Además, había dado orden de que se les prometiera, con cargo a los presupuestos y por cada vivienda destruida, 2.700 euros. Ya valía, era mucha tela. Preocupado por si se le hubiera ido el bolígrafo de la mano, llamó al “calculator” oficial del séquito. Este le tranquilizó: era una suma soportable, 135 millones. Oenegés, algunos estados, el banco mundial, enviarían dinero, así que parte de esa limosna se equilibraría con las dádivas. El jefe espiritual y material del país se tranquilizó. Por su real cabeza pasó una idea peregrina: “¿Y si parte de esas ayudas fueran a parar al bolsón particular?”. Contemplaría la posibilidad en su lugar favorito, París.
Por supuesto, en absoluto pensó en detraer unas migajas de su fortuna personal, Forbes la calculaba en 55.700 millones de dólares. El descendiente directo de dictadores se sonrió. La revista especializada en fortunas de las personas más ricas del mundo iba bien encaminada, aunque desfasada. Sus ganancias como máximo accionista del grupo OMNIUM, grupo con valoración por encima de 60.000 millones de euros, no estaban contadas. Había dado orden a una de sus compañías, el fondo buitre de inversiones, de donar, con bombo y platillo, 91 millones de euros. Realmente, le jorobó la limosna, pero su inquina por esta pérdida la compensó cuando un vasallo le comentó que le sería rehecha, enseguida, con un “pellizco” extraordinario para su real patrimonio a los resultados del presente año.
Naturalmente, sus neuronas de niño crecidito y mimado no le daban para saber que su fortuna personal equivalía a la mitad del PIB de su reino de horca y cuchillo. Un ejecutivo del grupo que se atrevió a insinuar que el montante final de la devastación sería de unos 2.500 millones de euros, menos de un cinco por ciento de su patrimonio, fue despedido de inmediato. El directivo pudo dar gracias a sus dioses de que fuera francés y de que no estuviera dentro de las fronteras del reino. Pensó en Jamal Khashoggi, el descuartizado por orden de uno de sus primos hermanos y un escalofrío de terror recorrió su cuerpo.

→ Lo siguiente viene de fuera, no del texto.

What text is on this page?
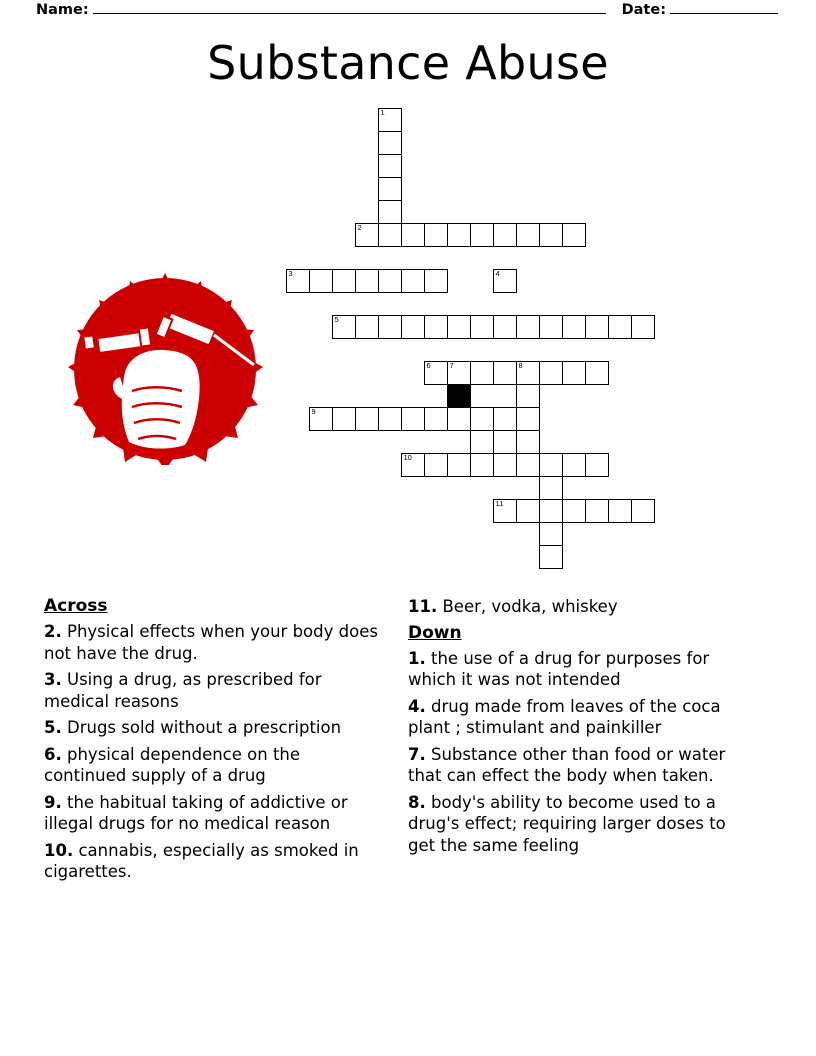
Name:	Date:
Substance Abuse
1
2
3	4
5
6	7	8
9
10
11
Across
2. Physical effects when your body does not have the drug.
3. Using a drug, as prescribed for medical reasons
5. Drugs sold without a prescription
6. physical dependence on the continued supply of a drug
9. the habitual taking of addictive or illegal drugs for no medical reason
10. cannabis, especially as smoked in cigarettes.
11. Beer, vodka, whiskey
Down
1. the use of a drug for purposes for which it was not intended
4. drug made from leaves of the coca plant ; stimulant and painkiller
7. Substance other than food or water that can effect the body when taken.
8. body's ability to become used to a drug's effect; requiring larger doses to get the same feeling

Después de la catástrofe, pasada la semanita de audiencia en las televisiones, lo dejarían en paz. Poco a poco, las noticias de sus miles de millones, de sus queridas en París o en Gabón, de sus viajes extravagantes y carísimos, de sus seiscientos coches de lujo o sus serrallos en medio mundo serían historia y seguiría siendo lo de siempre: el dictador más rico del planeta a quien le importaba un carajo todas esas gentes harapientas, míseras, sucias que habían tenido la suerte de ir a ese paraíso que los pobres imaginaban antes de tiempo. ¡Allahu Akbar, qué bien pensados los cuentos chinos sobre dioses para imbuir esperanzas a los desgraciados!
Pensó en las recientes catástrofes: la de Libia, la de Grecia, la de su propio país y volvió a lanzar ese ¡Allahu Akbar! en el que no creía. Su padre ya lo decía: “las catástrofes afectan a los pobres, se amortiguan con los dioses y los mangantes como nosotros, hacemos caja”.